The platelet integrin, glycoprotein IIb-IIIa (GPIIb-IIIa), is a calcium-dependent heterodimer that binds fibrinogen, von Willebrand factor, and fibronectin after platelet activation. We examined GPIIb-IIIa alone and bound to these ligands by electron microscopy after rotary shadowing with platinum/tungsten. We found, as observed previously, that in the presence of detergent and 2 mM Ca2+, GPIIb-IIIa consists of an 8 x 12-nm globular head with two 18-nm flexible tails extending from one side. We also found that in the presence of EDTA, GPIIb-IIIa dissociates into two similar comma-shaped subunits, each containing a portion of the globular head and a single tail. Using monoclonal antibodies to GPIIb, GPIIIa, and the GPIIb-IIIa heterodimer, we found that the tails contained the carboxyl termini of each subunit, while the nodular head was composed of amino-terminal segments of both subunits. Electron microscopy of GPIIb-IIIa bound to fibrinogen revealed a highly specific interaction of the nodular head of GPIIb-IIIa with the distal end of the trinodular fibrinogen molecule and with the tails of GPIIb-IIIa extended laterally at an angle of approximately 98 degrees with respect to the long axis of fibrinogen. When a GPIIb-IIIa was bound to each end of a single fibrinogen, the tails were oriented to opposite sides of fibrinogen, enabling fibrinogen to bridge two adjacent platelets. Electron microscopy of GPIIb-IIIa bound to fibronectin revealed GPIIb/IIIa-binding sites approximately two-thirds of the distance from the amino terminus of each end of the fibronectin molecule, while GPIIb-IIIa was found to bind to von Willebrand factor protomers along a rod-like region near the central nodule of the molecule.     
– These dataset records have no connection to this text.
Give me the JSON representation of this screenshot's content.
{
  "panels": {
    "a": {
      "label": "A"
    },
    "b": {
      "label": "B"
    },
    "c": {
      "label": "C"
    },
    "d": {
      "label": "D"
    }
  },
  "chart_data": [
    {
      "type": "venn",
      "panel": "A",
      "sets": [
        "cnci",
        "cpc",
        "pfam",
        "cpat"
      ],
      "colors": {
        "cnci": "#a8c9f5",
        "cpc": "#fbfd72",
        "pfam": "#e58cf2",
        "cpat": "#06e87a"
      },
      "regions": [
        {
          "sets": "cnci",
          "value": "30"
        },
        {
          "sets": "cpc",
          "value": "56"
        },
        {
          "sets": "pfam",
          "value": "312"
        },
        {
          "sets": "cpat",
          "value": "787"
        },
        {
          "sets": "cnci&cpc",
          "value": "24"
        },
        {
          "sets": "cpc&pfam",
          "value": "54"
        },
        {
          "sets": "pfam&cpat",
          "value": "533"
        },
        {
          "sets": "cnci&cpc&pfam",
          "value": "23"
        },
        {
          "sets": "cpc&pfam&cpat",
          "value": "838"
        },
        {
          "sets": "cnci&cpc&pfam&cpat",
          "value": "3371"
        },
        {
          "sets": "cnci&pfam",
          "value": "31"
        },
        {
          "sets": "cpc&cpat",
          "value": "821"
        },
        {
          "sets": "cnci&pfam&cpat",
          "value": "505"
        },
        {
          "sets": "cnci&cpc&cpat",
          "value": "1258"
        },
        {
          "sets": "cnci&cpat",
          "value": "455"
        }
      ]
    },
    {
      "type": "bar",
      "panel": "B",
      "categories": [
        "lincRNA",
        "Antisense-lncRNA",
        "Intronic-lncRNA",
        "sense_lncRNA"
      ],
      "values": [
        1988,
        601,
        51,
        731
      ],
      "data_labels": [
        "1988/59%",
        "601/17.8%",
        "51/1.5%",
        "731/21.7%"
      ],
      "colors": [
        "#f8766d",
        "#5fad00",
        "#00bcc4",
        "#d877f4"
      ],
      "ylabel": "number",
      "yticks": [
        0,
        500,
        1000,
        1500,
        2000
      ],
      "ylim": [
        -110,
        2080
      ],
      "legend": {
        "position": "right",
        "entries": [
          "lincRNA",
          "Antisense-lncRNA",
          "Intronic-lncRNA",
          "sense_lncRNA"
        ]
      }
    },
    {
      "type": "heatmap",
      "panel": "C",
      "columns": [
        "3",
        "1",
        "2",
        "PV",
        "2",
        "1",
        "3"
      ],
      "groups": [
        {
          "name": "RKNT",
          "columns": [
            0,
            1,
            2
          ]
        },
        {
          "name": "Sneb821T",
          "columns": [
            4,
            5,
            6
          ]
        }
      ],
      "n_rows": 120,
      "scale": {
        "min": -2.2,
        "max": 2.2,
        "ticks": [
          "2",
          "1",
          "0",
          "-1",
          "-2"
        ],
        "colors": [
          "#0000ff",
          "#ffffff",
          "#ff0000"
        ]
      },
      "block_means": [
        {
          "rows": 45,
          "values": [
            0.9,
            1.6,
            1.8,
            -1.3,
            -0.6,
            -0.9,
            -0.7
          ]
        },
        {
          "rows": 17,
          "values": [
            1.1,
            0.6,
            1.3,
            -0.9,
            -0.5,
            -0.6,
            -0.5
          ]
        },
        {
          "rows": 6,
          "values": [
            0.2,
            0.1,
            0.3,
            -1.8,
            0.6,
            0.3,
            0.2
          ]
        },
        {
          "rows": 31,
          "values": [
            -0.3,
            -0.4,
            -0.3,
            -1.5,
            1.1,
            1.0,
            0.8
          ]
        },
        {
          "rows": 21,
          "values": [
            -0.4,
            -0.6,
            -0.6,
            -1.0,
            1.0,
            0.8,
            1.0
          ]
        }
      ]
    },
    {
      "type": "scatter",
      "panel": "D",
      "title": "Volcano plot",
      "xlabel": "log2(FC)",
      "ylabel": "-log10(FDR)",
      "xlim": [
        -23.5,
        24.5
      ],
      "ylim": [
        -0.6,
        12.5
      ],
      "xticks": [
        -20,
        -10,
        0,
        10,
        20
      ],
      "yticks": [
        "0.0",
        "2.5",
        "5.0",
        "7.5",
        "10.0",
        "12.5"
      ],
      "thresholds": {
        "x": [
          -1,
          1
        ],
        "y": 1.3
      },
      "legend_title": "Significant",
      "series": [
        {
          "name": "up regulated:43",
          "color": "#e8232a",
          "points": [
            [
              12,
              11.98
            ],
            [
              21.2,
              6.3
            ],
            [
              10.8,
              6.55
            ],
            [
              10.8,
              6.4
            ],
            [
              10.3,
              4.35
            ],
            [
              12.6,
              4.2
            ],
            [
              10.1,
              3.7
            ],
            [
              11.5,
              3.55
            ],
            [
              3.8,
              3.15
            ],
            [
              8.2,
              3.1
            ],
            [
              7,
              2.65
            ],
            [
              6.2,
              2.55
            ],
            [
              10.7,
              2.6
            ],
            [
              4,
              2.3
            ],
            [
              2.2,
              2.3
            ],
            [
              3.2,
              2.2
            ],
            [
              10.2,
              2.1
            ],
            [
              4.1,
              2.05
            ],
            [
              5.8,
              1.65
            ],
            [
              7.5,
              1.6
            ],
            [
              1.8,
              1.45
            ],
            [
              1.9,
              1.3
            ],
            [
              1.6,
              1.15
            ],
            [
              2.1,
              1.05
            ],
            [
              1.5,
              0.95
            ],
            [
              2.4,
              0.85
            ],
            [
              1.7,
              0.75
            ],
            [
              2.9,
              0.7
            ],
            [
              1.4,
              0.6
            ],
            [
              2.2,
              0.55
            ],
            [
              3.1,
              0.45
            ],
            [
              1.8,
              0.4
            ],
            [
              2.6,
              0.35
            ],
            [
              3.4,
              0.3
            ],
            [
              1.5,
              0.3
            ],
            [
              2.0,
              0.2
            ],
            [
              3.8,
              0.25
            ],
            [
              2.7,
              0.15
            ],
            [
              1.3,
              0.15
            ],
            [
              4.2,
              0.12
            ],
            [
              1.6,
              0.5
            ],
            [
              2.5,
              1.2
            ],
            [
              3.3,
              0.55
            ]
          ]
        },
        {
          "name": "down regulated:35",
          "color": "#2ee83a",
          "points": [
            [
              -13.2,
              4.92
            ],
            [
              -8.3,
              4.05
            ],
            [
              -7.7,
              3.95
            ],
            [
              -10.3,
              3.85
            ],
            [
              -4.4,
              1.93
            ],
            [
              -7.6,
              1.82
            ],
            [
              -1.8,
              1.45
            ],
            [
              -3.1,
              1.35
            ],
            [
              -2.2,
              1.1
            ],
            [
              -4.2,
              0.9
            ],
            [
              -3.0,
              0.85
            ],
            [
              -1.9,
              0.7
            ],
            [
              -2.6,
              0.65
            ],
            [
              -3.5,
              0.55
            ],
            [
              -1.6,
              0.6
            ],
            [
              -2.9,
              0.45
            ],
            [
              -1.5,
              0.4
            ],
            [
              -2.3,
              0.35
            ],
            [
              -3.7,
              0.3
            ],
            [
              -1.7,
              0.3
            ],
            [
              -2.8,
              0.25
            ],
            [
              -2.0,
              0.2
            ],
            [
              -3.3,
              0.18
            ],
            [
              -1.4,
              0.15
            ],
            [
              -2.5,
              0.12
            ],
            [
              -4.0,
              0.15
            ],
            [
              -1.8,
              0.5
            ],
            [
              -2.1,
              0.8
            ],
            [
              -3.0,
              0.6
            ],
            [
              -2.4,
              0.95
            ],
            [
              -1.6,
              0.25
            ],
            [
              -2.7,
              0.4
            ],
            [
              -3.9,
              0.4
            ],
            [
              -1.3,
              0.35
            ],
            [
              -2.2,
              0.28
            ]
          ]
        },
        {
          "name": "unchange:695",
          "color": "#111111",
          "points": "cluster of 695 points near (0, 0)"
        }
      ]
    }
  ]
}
Dynamics of platelet glycoprotein IIb-IIIa receptor expression and fibrinogen binding. II. Quantal activation parallels platelet capture in stir-associated microaggregation.

There is broad agreement that platelet aggregation is generally dependent on fibrinogen (Fg) binding to the glycoprotein (GP) IIb-IIIa receptor expressed on the activated platelet surface. We therefore compared rates and extents of aggregation and of fibrinogen receptor expression and specific Fg binding to activated platelets, as a function of ADP concentration. Human citrated platelet-rich plasma (diluted 10-fold) was stirred with adenosine diphosphate (ADP) for 10 s or 2 min to measure rates and extent of aggregation, respectively, determined from the decrease in the total number of particles. The number of fibrinogen receptors and bound Fg were measured from mean fluorescence values obtained with FITC-labeled IgM monoclonal antibody PAC1 and the IgG monoclonal antibody, 9F9, respectively, using flow cytometry as presented in part I (Frojmovic et al., 1994). Because flow cytometric and aggregation measurements were routinely determined at room temperature and 37 degrees C, respectively, we also compared and found temperature-independent initial rates of aggregation. The fraction of platelets with fluorescence values above one critical threshold value, corresponding to maximally "activated" platelets (P*), increased with increasing activator concentration and correlated linearly with the fraction of platelets recruited into aggregates for ADP (r > 0.9). Aggregation was not rate-limited by fibrinogen receptor expression or by Fg binding. It appears that each platelet expresses its maximal Fg receptors at a critical ADP concentration, i.e., occupancy of ADP receptors. This, in turn, leads to rapid Fg occupancy and capture of such "quantally activated" platelets into aggregates.